I've been working on something similar with my 4.5yr old. He is a visual learner, so social stories have been very helpful. I can usually predict what may be a problem situation (ie playground activities with peers) and remind him of how he can handle a situation appropriately. Q: "If you don't like the way someone is playing, what can you do?" A: "I can tell them 'no thank you', go play somewhere else, or ask mommy or a grown up for help." This helps provide a predictable and organized line of thought for him in an otherwise overwhelming situation. It also lets him handle problem solving on his own as much as possible. My son does have the same 'quick to flare' temper...Legos can do that to people! When he gets frustrated, I try to simplify the task if possible (take away all but 5 blocks or whatever). If he is really mad, I let him vent a little with some direction (he can scream/cry on his bed as needed). Once he's calmed down, then we talk about what happened. Thankfully, his language skills have improved so we can do this. For a while, his temper was causing him to throw sand or hit kids at the playground. He learned after a few times of doing this that we immediately leave the park and the fun is over. In therapy, we've been trying to set him up for success by giving him 'tokens' for good interactions with peers. At the end of the session, he might earn time to play with a preferred toy or special treat. Kids love electronics...perhaps your child can earn extra time with a video game at the end of the school day. Have a small visual reminder like a 'thumbs up' with a 'happy face' = (image of video game). Good luck!

posted July 31, 2012
A MyAutismTeam Member

I deal with that in my son too. We have just in the past 6 months taken gluten out of his diet and it has gotten a bit better. He wears a weighted vest and pressure vest while at school and that helps too. Social stories also help.
We keep working with him daily on the aggression, the making decisions, and interacting with people (kids) he doesn't like. We do social stories and address each incident through the tears, punching, hitting, and kicking making sure he knows what is acceptable and not. He's in 1st grade and been suspended twice this year for aggression.
Some of it seems like a habit for him or a comfort zone of dealing with life's little dissapointments. He has a big melt down. We sometimes have luck teasing him out of the meltdown (tickling, distracting, etc...) But other times it does become a bit of a battle. That is the hard work of just calming him down and everyone staying safe in order to get to the social story or explaining how that makes us feel to get him to see another way to react.
So is all this working? Yes, but it is constant work. It's exhausting. I know. Each melt down I'd love to give up and just lock him in his room or something. But, with encouaging therapists and teachers involved it all gets a bit better.
Swimming and keeping him active also helps. We see less melt downs when he gets out to run, jump, or swim during the day. Good luck!

posted July 31, 2012
A MyAutismTeam Member

It sounds as though they are too used to failure at that sort of thing. They need success. Start with what they can do well and progress to things they do less well with help.

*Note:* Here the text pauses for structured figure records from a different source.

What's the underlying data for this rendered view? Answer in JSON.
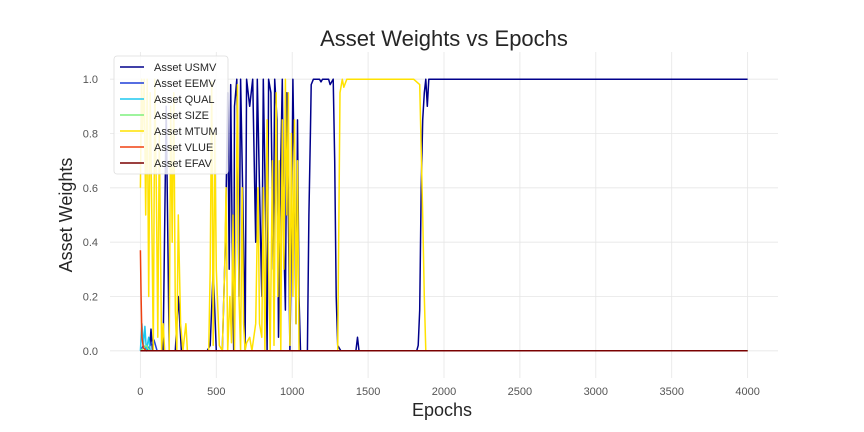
{
  "chart_data": {
    "type": "line",
    "title": "Asset Weights vs Epochs",
    "xlabel": "Epochs",
    "ylabel": "Asset Weights",
    "xlim": [
      -200,
      4200
    ],
    "ylim": [
      -0.1,
      1.1
    ],
    "xticks": [
      0,
      500,
      1000,
      1500,
      2000,
      2500,
      3000,
      3500,
      4000
    ],
    "yticks": [
      0.0,
      0.2,
      0.4,
      0.6,
      0.8,
      1.0
    ],
    "xtick_labels": [
      "0",
      "500",
      "1000",
      "1500",
      "2000",
      "2500",
      "3000",
      "3500",
      "4000"
    ],
    "ytick_labels": [
      "0.0",
      "0.2",
      "0.4",
      "0.6",
      "0.8",
      "1.0"
    ],
    "grid": true,
    "legend_position": "top-left",
    "series": [
      {
        "name": "Asset USMV",
        "color": "#00008b",
        "points": [
          [
            0,
            0
          ],
          [
            60,
            0
          ],
          [
            70,
            0.08
          ],
          [
            80,
            0
          ],
          [
            150,
            0
          ],
          [
            170,
            0.9
          ],
          [
            190,
            0
          ],
          [
            230,
            0
          ],
          [
            250,
            0.2
          ],
          [
            270,
            0
          ],
          [
            440,
            0
          ],
          [
            460,
            0.02
          ],
          [
            480,
            0.3
          ],
          [
            500,
            0
          ],
          [
            540,
            0
          ],
          [
            560,
            0.4
          ],
          [
            575,
            0.95
          ],
          [
            585,
            0.3
          ],
          [
            595,
            0.98
          ],
          [
            605,
            0.4
          ],
          [
            615,
            0
          ],
          [
            620,
            0.9
          ],
          [
            635,
            1
          ],
          [
            650,
            0.2
          ],
          [
            660,
            1
          ],
          [
            680,
            0.4
          ],
          [
            690,
            0
          ],
          [
            700,
            1
          ],
          [
            720,
            0.9
          ],
          [
            740,
            1
          ],
          [
            760,
            0.4
          ],
          [
            770,
            1
          ],
          [
            785,
            0.6
          ],
          [
            800,
            0.2
          ],
          [
            810,
            1
          ],
          [
            825,
            0.5
          ],
          [
            835,
            0
          ],
          [
            845,
            1
          ],
          [
            860,
            0.95
          ],
          [
            875,
            0.3
          ],
          [
            885,
            1
          ],
          [
            900,
            0.85
          ],
          [
            910,
            0.05
          ],
          [
            925,
            0.7
          ],
          [
            935,
            1
          ],
          [
            945,
            0.4
          ],
          [
            955,
            0.15
          ],
          [
            965,
            0.95
          ],
          [
            975,
            0.5
          ],
          [
            985,
            0
          ],
          [
            995,
            0.4
          ],
          [
            1005,
            1
          ],
          [
            1015,
            0.6
          ],
          [
            1025,
            0.1
          ],
          [
            1035,
            0.85
          ],
          [
            1045,
            0.2
          ],
          [
            1055,
            0
          ],
          [
            1100,
            0
          ],
          [
            1110,
            0.5
          ],
          [
            1120,
            0.8
          ],
          [
            1125,
            0.98
          ],
          [
            1140,
            1
          ],
          [
            1180,
            1
          ],
          [
            1190,
            0.99
          ],
          [
            1200,
            1
          ],
          [
            1240,
            1
          ],
          [
            1250,
            0.98
          ],
          [
            1270,
            1
          ],
          [
            1280,
            0.7
          ],
          [
            1290,
            0.2
          ],
          [
            1300,
            0.02
          ],
          [
            1320,
            0
          ],
          [
            1420,
            0
          ],
          [
            1430,
            0.05
          ],
          [
            1440,
            0
          ],
          [
            1820,
            0
          ],
          [
            1830,
            0.02
          ],
          [
            1840,
            0.15
          ],
          [
            1850,
            0.6
          ],
          [
            1860,
            0.85
          ],
          [
            1870,
            0.95
          ],
          [
            1880,
            1
          ],
          [
            1890,
            0.9
          ],
          [
            1900,
            1
          ],
          [
            4000,
            1
          ]
        ]
      },
      {
        "name": "Asset EEMV",
        "color": "#1f3fd8",
        "points": [
          [
            0,
            0
          ],
          [
            20,
            0.02
          ],
          [
            40,
            0
          ],
          [
            90,
            0.04
          ],
          [
            110,
            0
          ],
          [
            4000,
            0
          ]
        ]
      },
      {
        "name": "Asset QUAL",
        "color": "#1ec8f0",
        "points": [
          [
            0,
            0
          ],
          [
            10,
            0.1
          ],
          [
            20,
            0.02
          ],
          [
            30,
            0.09
          ],
          [
            40,
            0
          ],
          [
            55,
            0.05
          ],
          [
            65,
            0
          ],
          [
            4000,
            0
          ]
        ]
      },
      {
        "name": "Asset SIZE",
        "color": "#7ef07e",
        "points": [
          [
            0,
            0
          ],
          [
            40,
            0.02
          ],
          [
            60,
            0
          ],
          [
            4000,
            0
          ]
        ]
      },
      {
        "name": "Asset MTUM",
        "color": "#ffe200",
        "points": [
          [
            0,
            0.6
          ],
          [
            8,
            1
          ],
          [
            15,
            0.8
          ],
          [
            25,
            1
          ],
          [
            35,
            0.5
          ],
          [
            45,
            1
          ],
          [
            55,
            0.2
          ],
          [
            65,
            0.95
          ],
          [
            75,
            0.5
          ],
          [
            85,
            0
          ],
          [
            95,
            1
          ],
          [
            105,
            0.6
          ],
          [
            115,
            0.05
          ],
          [
            125,
            0.8
          ],
          [
            140,
            0
          ],
          [
            150,
            0.1
          ],
          [
            160,
            0
          ],
          [
            190,
            0
          ],
          [
            200,
            0.9
          ],
          [
            210,
            0.4
          ],
          [
            220,
            0.95
          ],
          [
            230,
            0.15
          ],
          [
            240,
            0
          ],
          [
            250,
            0.5
          ],
          [
            265,
            0.1
          ],
          [
            280,
            0
          ],
          [
            300,
            0.1
          ],
          [
            310,
            0
          ],
          [
            450,
            0
          ],
          [
            460,
            0.3
          ],
          [
            470,
            0.99
          ],
          [
            480,
            0.02
          ],
          [
            490,
            0.8
          ],
          [
            500,
            0.3
          ],
          [
            520,
            0.02
          ],
          [
            540,
            0
          ],
          [
            555,
            0.3
          ],
          [
            565,
            0.6
          ],
          [
            575,
            0
          ],
          [
            590,
            0.2
          ],
          [
            600,
            0.03
          ],
          [
            610,
            0.5
          ],
          [
            620,
            0
          ],
          [
            640,
            0.98
          ],
          [
            650,
            0.2
          ],
          [
            660,
            0
          ],
          [
            670,
            0.6
          ],
          [
            680,
            0.1
          ],
          [
            690,
            0
          ],
          [
            700,
            0.03
          ],
          [
            720,
            0.05
          ],
          [
            735,
            0
          ],
          [
            760,
            0.1
          ],
          [
            775,
            0.6
          ],
          [
            785,
            0.1
          ],
          [
            800,
            0.05
          ],
          [
            810,
            0.6
          ],
          [
            820,
            0
          ],
          [
            835,
            0.85
          ],
          [
            845,
            0.3
          ],
          [
            855,
            0
          ],
          [
            870,
            0.7
          ],
          [
            880,
            0.02
          ],
          [
            895,
            0.95
          ],
          [
            905,
            0.2
          ],
          [
            915,
            0.7
          ],
          [
            925,
            0
          ],
          [
            935,
            0.85
          ],
          [
            945,
            0.3
          ],
          [
            955,
            1
          ],
          [
            965,
            0.5
          ],
          [
            975,
            0.95
          ],
          [
            985,
            0.02
          ],
          [
            995,
            0.8
          ],
          [
            1005,
            0.2
          ],
          [
            1015,
            0.85
          ],
          [
            1025,
            0.1
          ],
          [
            1035,
            0.7
          ],
          [
            1045,
            0
          ],
          [
            1300,
            0
          ],
          [
            1315,
            0.95
          ],
          [
            1330,
            1
          ],
          [
            1340,
            0.97
          ],
          [
            1360,
            1
          ],
          [
            1800,
            1
          ],
          [
            1840,
            0.98
          ],
          [
            1860,
            0.5
          ],
          [
            1870,
            0.2
          ],
          [
            1880,
            0
          ],
          [
            4000,
            0
          ]
        ]
      },
      {
        "name": "Asset VLUE",
        "color": "#f04010",
        "points": [
          [
            0,
            0.37
          ],
          [
            5,
            0.2
          ],
          [
            10,
            0.05
          ],
          [
            20,
            0.01
          ],
          [
            40,
            0
          ],
          [
            4000,
            0
          ]
        ]
      },
      {
        "name": "Asset EFAV",
        "color": "#7a0000",
        "points": [
          [
            0,
            0
          ],
          [
            4000,
            0
          ]
        ]
      }
    ]
  }
}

When frustration levels are high, it takes very little to get them into meltdown stages. If you are very very observant, you may be able to learn what you can do to lower the chaos for them and help them through the frustration.

posted August 24, 2012
A MyAutismTeam Member

Thank you for this helpful information! I will look into the Gray Center!Regards,

posted June 3, 2013
A MyAutismTeam Member

I wonder if role-playing can help with these social breakdowns? This can help them be in the other person's shoes and help them see a different way they can react.